Andreas
Mundt, Präsident des Bundeskartellamtes: „In dem Fusionsfall
CRRC/Vossloh Locomotives haben wir alle Besonderheiten, die mit der
Übernahme eines europäischen Unternehmens durch ein chinesisches
Staatsunternehmen einhergehen, sehr gründlich geprüft. CRRC
übernimmt mit Vossloh einen wichtigen Hersteller von
Rangierlokomotiven in Europa.
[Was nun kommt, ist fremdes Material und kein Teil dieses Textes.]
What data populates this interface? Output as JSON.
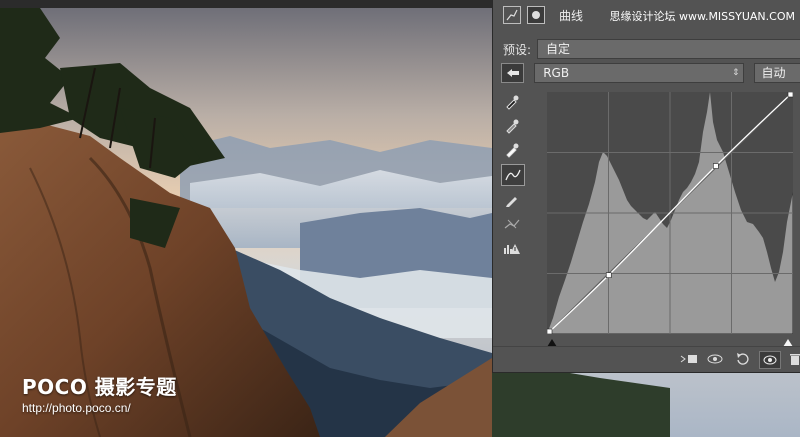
{
  "photo": {
    "watermark_brand": "POCO 摄影专题",
    "watermark_url": "http://photo.poco.cn/"
  },
  "panel": {
    "title": "曲线",
    "site_watermark": "思缘设计论坛 www.MISSYUAN.COM",
    "preset_label": "预设:",
    "preset_value": "自定",
    "channel_value": "RGB",
    "auto_label": "自动",
    "tools": [
      "eyedropper-black-icon",
      "eyedropper-gray-icon",
      "eyedropper-white-icon",
      "curve-edit-icon",
      "pencil-icon",
      "smooth-icon",
      "clipping-warning-icon"
    ],
    "curve_points": [
      {
        "input": 0,
        "output": 0
      },
      {
        "input": 64,
        "output": 62
      },
      {
        "input": 175,
        "output": 177
      },
      {
        "input": 255,
        "output": 255
      }
    ],
    "footer_buttons": [
      "clip-to-layer-icon",
      "view-previous-icon",
      "reset-icon",
      "visibility-icon",
      "delete-icon"
    ]
  }
}
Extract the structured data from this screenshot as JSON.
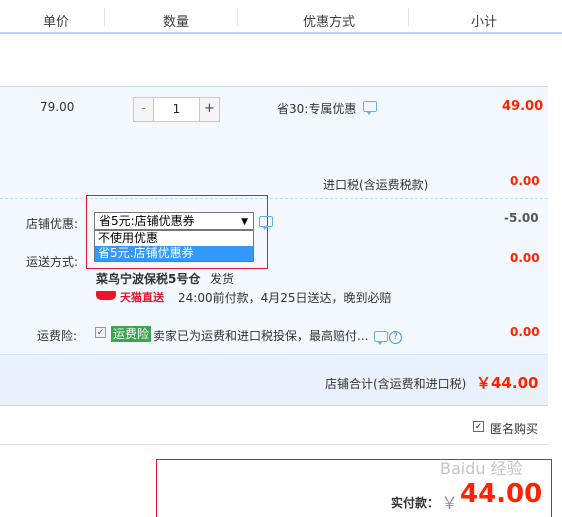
{
  "header": {
    "col_price": "单价",
    "col_qty": "数量",
    "col_promo": "优惠方式",
    "col_subtotal": "小计"
  },
  "item": {
    "price": "79.00",
    "qty_minus": "-",
    "qty_value": "1",
    "qty_plus": "+",
    "promo": "省30:专属优惠",
    "subtotal": "49.00"
  },
  "import_tax": {
    "label": "进口税(含运费税款)",
    "value": "0.00"
  },
  "shop_discount": {
    "label": "店铺优惠:",
    "selected": "省5元:店铺优惠券",
    "options": [
      "不使用优惠",
      "省5元:店铺优惠券"
    ],
    "value": "-5.00"
  },
  "shipping": {
    "label": "运送方式:",
    "value": "0.00",
    "warehouse": "菜鸟宁波保税5号仓",
    "ship_from": "发货",
    "tmall_label": "天猫直送",
    "delivery_note": "24:00前付款，4月25日送达，晚到必赔"
  },
  "freight_insurance": {
    "label": "运费险:",
    "badge": "运费险",
    "desc": "卖家已为运费和进口税投保，最高赔付...",
    "value": "0.00"
  },
  "shop_total": {
    "label": "店铺合计(含运费和进口税)",
    "value": "￥44.00"
  },
  "anonymous": {
    "label": "匿名购买"
  },
  "payment": {
    "label": "实付款：",
    "currency": "￥",
    "value": "44.00"
  },
  "watermark": {
    "text": "Baidu 经验"
  },
  "colors": {
    "accent_red": "#ff2200",
    "border_blue": "#b2d1ff",
    "highlight_blue": "#3399ff"
  }
}
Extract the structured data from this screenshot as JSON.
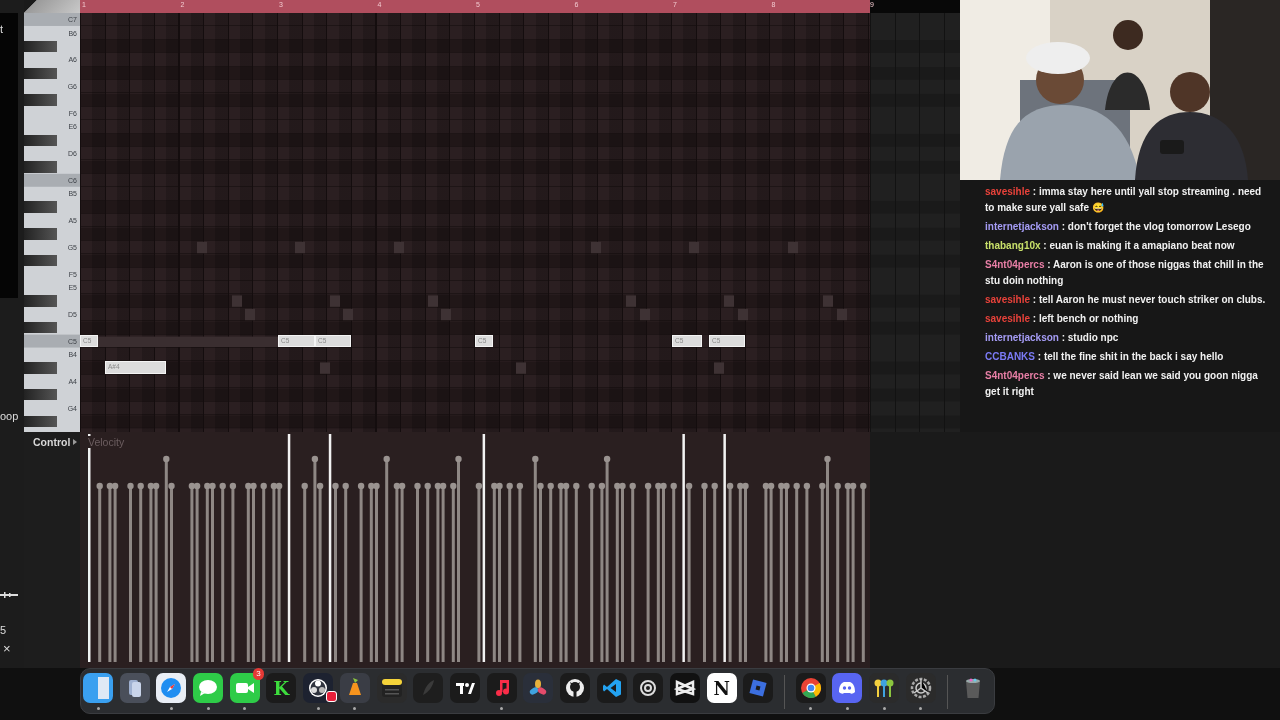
{
  "sidebar": {
    "labels": [
      "t",
      "oop",
      "5"
    ],
    "close": "×"
  },
  "ruler": {
    "bars": [
      "1",
      "2",
      "3",
      "4",
      "5",
      "6",
      "7",
      "8",
      "9"
    ]
  },
  "keyboard": {
    "keys": [
      "C7",
      "B6",
      "A6",
      "G6",
      "F6",
      "E6",
      "D6",
      "C6",
      "B5",
      "A5",
      "G5",
      "F5",
      "E5",
      "D5",
      "C5",
      "B4",
      "A4",
      "G4"
    ]
  },
  "notes": [
    {
      "label": "C5"
    },
    {
      "label": "A#4"
    },
    {
      "label": "C5"
    },
    {
      "label": "C5"
    },
    {
      "label": "C5"
    },
    {
      "label": "C5"
    },
    {
      "label": "C5"
    }
  ],
  "control": {
    "label": "Control",
    "parameter": "Velocity"
  },
  "chat": [
    {
      "user": "savesihle",
      "color": "#e8423a",
      "text": ": imma stay here until yall stop streaming . need to make sure yall safe 😅"
    },
    {
      "user": "internetjackson",
      "color": "#a59cf5",
      "text": ": don't forget the vlog tomorrow Lesego"
    },
    {
      "user": "thabang10x",
      "color": "#c8e06a",
      "text": ": euan is making it a amapiano beat now"
    },
    {
      "user": "S4nt04percs",
      "color": "#e87fa6",
      "text": ": Aaron is one of those niggas that chill in the stu doin nothing"
    },
    {
      "user": "savesihle",
      "color": "#e8423a",
      "text": ": tell Aaron he must never touch striker on clubs."
    },
    {
      "user": "savesihle",
      "color": "#e8423a",
      "text": ": left bench or nothing"
    },
    {
      "user": "internetjackson",
      "color": "#a59cf5",
      "text": ": studio npc"
    },
    {
      "user": "CCBANKS",
      "color": "#7b7bf5",
      "text": ": tell the fine shit in the back i say hello"
    },
    {
      "user": "S4nt04percs",
      "color": "#e87fa6",
      "text": ": we never said lean we said you goon nigga get it right"
    }
  ],
  "dock": [
    {
      "kind": "finder",
      "running": true
    },
    {
      "kind": "files"
    },
    {
      "kind": "safari",
      "running": true
    },
    {
      "kind": "messages",
      "running": true
    },
    {
      "kind": "facetime",
      "running": true,
      "badge": "3"
    },
    {
      "kind": "letter",
      "glyph": "K"
    },
    {
      "kind": "obs",
      "running": true,
      "recording": true
    },
    {
      "kind": "fl",
      "running": true
    },
    {
      "kind": "notes"
    },
    {
      "kind": "feather"
    },
    {
      "kind": "tradingview"
    },
    {
      "kind": "music",
      "running": true
    },
    {
      "kind": "davinci"
    },
    {
      "kind": "github"
    },
    {
      "kind": "vscode"
    },
    {
      "kind": "knot"
    },
    {
      "kind": "capcut"
    },
    {
      "kind": "notion",
      "glyph": "N"
    },
    {
      "kind": "roblox"
    },
    {
      "kind": "separator"
    },
    {
      "kind": "chrome",
      "running": true
    },
    {
      "kind": "discord",
      "running": true
    },
    {
      "kind": "keys",
      "running": true
    },
    {
      "kind": "settings",
      "running": true
    },
    {
      "kind": "separator"
    },
    {
      "kind": "trash"
    }
  ]
}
Bei der Bewertung der Fusion sind die
Möglichkeiten staatlicher Subventionen, die Verfüg-barkeit von
technischen und finanziellen Mitteln und die strategischen Vorteile
aus anderen Unternehmensbeteiligungen in die wettbewerbliche Prognose
eingeflossen. Wir haben uns auch mit der Gefahr von Niedrigpreis- und
Dumpingstrategien und den Kostenvorteilen aufgrund des staatlich
geförderten Engagements von CRRC in vielen anderen Märkten
auseinandergesetzt. CRRC spielt in chinesischen Industriestrategien
eine wichtige Rolle. Außerdem kann CRRC künftig von dem Know-how
des etablierten Herstellers Vossloh bei den aufwändigen
Zulassungsverfahren für Rangierlokomotiven profitieren. Am En-de
haben unsere durchaus vorhandenen Bedenken aber keine Untersagung des
Vorhabens begründen können. Vossloh Locomotives hat in den
vergangenen Jahren deutlich an Wettbewerbsfähigkeit eingebüßt,
zugleich sind neue Wettbewerber mit innovativen Antriebstechniken in
den Markt eingetreten. Neben Vossloh sind inzwischen mehrere starke
Wettbewerber tätig. CRRC spielt auf dem europäischen Markt hingegen
bisher nur eine untergeordnete Rolle.“
Vossloh
Locomotives ist der Marktführer für die Herstellung von
Rangierlokomotiven mit Dieselantrieb im Europäischen Wirtschaftsraum
und der Schweiz. Das Unternehmen ist eine Tochtergesellschaft der
Vossloh AG. Vossloh Locomotives beschäftigt etwa 500 Mitarbeiter und
erzielte Umsätze von mehr als 100 Mio. Euro im Jahr 2019.
CRCC
ist eine Tochtergesellschaft der China Railway Rolling Stock
Corporation, Ltd. und ist der weltweit größte Hersteller von
Schienenfahrzeugen, dessen Aktivitäten bisher stark auf China
konzentriert sind. Die CRRC-Gruppe beschäftigt mehr als 150.000
Mitarbeiter und betreibt zahlreiche Fabriken in China und anderen
Ländern. Im Jahr 2018 wurden damit Umsätze von 27,5 Mrd. Euro
erzielt.
Die
Prüfung des Zusammenschlussvorhabens wies einige Besonderheiten auf.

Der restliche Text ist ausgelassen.